Ethan Boothe, Principal-In-Charge, Texas Region, EisnerAmper, confirmed that as many institutional investors have moved away from hedge funds as an asset class in 2016, there is still a strong appetite for private equity by the LP investors.
“This is driven by the steady and favorable return-on-investments and risk-profile,” he said.
Alternatively, institutions appear underwhelmed by fundamental and directional strategies looking ahead.
In addition to quantitative offerings, especially risk premia, family offices are expressing an appetite for allocating to emerging managers and continue to be opportunistic when it comes to strategy. Some strategies of interest amongst this investor group include sector-focused offerings, either a focus on a specific area such as a health care or a multi-sector fund; and financials given their outperformance following the U.S. presidential election.
Launch activity this quarter and further into 2017 is expected to pick up and EisnerAmper sees a healthy pipeline of start-ups, both in hedge funds and private equity. Raising capital continues to remain one of the biggest challenges for hedge funds, while, on the other hand, private equity managers have raised capital which they are expected to put to work this year.
“In California, we are seeing a good amount of activity in the start-up space,” said Eugene Tetlow, Business Development Manager in EisnerAmper’s San Francisco office. “There has been a steady momentum building and a number of funds are planning to launch in the first half of the year. In regards to AUM, the community remains cautiously optimistic that a number of these new launches will get seed deals ranging in size, but I still expect the majority to launch with less than $100 million.”
Several capital introductions personnel told EisnerAmper that capital raising for most start-up hedge funds continues to remain challenging, prompting some to postpone their launches until the second quarter or later this year.
Jeff Parker, Partner in EisnerAmper’s New York office added: “The new year is bringing renewed optimism in the industry, as the improved market of the past few months has been joined by the potential for less regulation. New launches seem to indicate that enthusiasm.”
In other financial centers in the U.S., the launch pipeline in the private equity space remains robust.
“Over the last 4-5 months, we have seen many new launches as a result of people spinning out of existing Florida-based private equity funds,” said Michael Mazzola, Partner in EisnerAmper’s Miami office.
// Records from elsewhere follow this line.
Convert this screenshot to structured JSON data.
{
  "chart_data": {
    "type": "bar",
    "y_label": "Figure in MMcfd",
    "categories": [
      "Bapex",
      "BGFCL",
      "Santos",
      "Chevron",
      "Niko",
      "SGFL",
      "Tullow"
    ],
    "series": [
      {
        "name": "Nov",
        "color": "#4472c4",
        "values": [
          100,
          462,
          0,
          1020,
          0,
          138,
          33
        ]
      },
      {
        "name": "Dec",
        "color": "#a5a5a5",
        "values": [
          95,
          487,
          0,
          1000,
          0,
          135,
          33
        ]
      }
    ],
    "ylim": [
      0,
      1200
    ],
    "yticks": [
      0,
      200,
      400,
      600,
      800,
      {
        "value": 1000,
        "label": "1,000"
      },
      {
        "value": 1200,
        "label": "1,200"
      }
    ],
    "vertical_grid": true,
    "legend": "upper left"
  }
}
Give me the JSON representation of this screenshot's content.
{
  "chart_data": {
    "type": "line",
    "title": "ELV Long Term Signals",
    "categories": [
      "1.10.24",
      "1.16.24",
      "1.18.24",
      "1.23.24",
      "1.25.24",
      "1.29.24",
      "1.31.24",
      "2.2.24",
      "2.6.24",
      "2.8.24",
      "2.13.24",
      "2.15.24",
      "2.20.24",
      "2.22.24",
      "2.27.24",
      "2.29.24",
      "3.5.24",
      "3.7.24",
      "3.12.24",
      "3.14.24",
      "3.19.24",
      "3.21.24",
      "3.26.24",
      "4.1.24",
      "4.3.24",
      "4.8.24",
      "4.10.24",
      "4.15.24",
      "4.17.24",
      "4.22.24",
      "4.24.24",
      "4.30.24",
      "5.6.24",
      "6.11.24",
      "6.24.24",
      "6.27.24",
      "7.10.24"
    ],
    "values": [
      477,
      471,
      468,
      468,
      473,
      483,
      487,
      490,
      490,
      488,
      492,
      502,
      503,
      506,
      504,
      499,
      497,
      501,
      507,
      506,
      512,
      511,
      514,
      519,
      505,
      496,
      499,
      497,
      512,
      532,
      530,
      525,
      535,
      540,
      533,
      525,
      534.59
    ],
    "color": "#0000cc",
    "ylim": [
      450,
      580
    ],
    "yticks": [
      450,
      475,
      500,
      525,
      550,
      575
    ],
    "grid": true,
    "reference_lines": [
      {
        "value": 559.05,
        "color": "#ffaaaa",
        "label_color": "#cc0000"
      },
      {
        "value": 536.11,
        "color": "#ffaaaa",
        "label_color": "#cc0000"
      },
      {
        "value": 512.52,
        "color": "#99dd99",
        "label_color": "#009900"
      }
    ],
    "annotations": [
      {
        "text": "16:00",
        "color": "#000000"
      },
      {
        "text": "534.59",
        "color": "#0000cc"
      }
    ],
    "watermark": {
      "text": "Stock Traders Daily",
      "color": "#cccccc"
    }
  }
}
“A new trend we are seeing is many GPs have raised capital and put together one-off (sidecar) ‘niche funds’ which allow LP investors to focus their investment not only with a private equity asset class, but a very specific sector or subsector based on the private equity niche and investment thesis,” Boothe added. “Look for the continuation of a highly competitive market in 2017. Rates are rising but remain near historical lows, so senior debt remains cheap and accessible for deals. As in 2016, there are just simply fewer quality deals on the market. Unless the proprietary/unicorn is in play, there will be multiple players both financial and strategic that are chasing and indeed fighting over ‘good investment companies’ when an opportunity comes to market. Furthermore, the funds raised vintage 2015 and 2016 provide significant dry powder for private equity investment partners who will be looking to put that capital to work in 2017 as that capital has defined time brackets.”
With the year only a couple of months old, it will be interesting to see if investors allocation plans for hedge fund and private equity come to fruition in 2017. And if that is the case, quant strategies, namely risk premia offerings, should receive new inflows of capital, along with private equity given its lucrative return-on-investments. Further, with planned start-ups across financial centers nationwide in the U.S., launches are on track to increase for both hedge funds and private equity.